La pregunta inteligente y útil es “para qué me estoy ocupando de que esto me pase una y otra vez”.

Para ello, volvamos a la lista de los seis motivos enunciados a modo de ejemplo más arriba. Reformulemos las respuestas para contestar a la nueva pregunta: ¿Para qué dejo o hago que esto me pase?

  1. Para no tomarme el trabajo de luchar contra mis hábitos.
  2. Para seguir obedeciendo a mis padres para que me quieran.
  3. Para no cuestionar lo de afuera.
  4. Para intentar vencer esa dificultad.
  5. Para dar lástima (¡la compasión se parece tanto al amor!).
  6. Para no arriesgar lo que tengo por un cambio de actitud.

Salir de la zona de confort

Quedarnos en el camino por el que venimos, haciendo lo que siempre hicimos y respondiendo de la manera habitual, es permanecer en nuestra “zona de confort”, como se la llama actualmente.

El riesgo de hacer algo nuevo aunque ofrezca claramente una mejor oportunidad aparece ante nosotros como el peligro de pasar por algo peor, como por ejemplo el peligro de contradecir la idea que tenemos de nosotros mismos o de frustrar a nuestro ego, que siempre se regocija cuando la realidad le hace saber que todo salió como él predijo (es decir ¡MAL!), haciéndole saber que no es infalible, ni siquiera para predecir calamidades.

Salir del círculo vicioso es transitar un camino muy relacionado con el concepto de desapego del que tanto hemos hablado.

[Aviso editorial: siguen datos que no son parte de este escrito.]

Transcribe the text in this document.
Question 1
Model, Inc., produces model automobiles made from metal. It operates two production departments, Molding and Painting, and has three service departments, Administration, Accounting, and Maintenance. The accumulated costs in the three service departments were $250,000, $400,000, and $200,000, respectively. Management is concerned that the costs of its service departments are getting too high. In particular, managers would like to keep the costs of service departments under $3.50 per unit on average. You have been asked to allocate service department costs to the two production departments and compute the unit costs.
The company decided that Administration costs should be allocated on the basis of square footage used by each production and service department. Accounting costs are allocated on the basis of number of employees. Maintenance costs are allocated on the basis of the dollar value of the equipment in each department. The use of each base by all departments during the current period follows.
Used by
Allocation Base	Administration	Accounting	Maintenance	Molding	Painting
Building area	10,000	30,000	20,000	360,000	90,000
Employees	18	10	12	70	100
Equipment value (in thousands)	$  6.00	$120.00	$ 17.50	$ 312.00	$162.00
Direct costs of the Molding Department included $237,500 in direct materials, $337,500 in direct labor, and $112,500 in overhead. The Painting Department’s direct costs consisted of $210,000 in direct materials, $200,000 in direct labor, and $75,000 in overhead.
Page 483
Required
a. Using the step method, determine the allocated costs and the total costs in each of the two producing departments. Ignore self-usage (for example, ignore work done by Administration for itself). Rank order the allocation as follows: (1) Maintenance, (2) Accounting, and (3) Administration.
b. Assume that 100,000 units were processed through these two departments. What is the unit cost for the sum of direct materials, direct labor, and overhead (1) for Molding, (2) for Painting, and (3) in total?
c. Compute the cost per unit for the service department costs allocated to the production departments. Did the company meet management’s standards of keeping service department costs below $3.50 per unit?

Dicho de otra manera.

  • No quedarnos prisioneros de nuestra idea de cómo somos (“es que yo soy así”),
  • No aferrados a las conductas que alguna vez tuvieron algún sentido pero que hoy ya no lo tienen (no es teniendo un berrinche ni pataleando ni gritando como conseguiremos que nuestro jefe evalúe seriamente el aumento de salario que le pedimos).

Desapego, en este caso, es aceptar que ya no somos los que éramos, ni lo que pensábamos que éramos.

Es dejar en el camino alguna de esas “cualidades” de las que nos ufanábamos habitualmente y que más solíamos apreciar (como cuando decíamos con orgullo que defendíamos nuestras posturas con vehemencia para esconder que actuábamos en realidad como tercos y necios).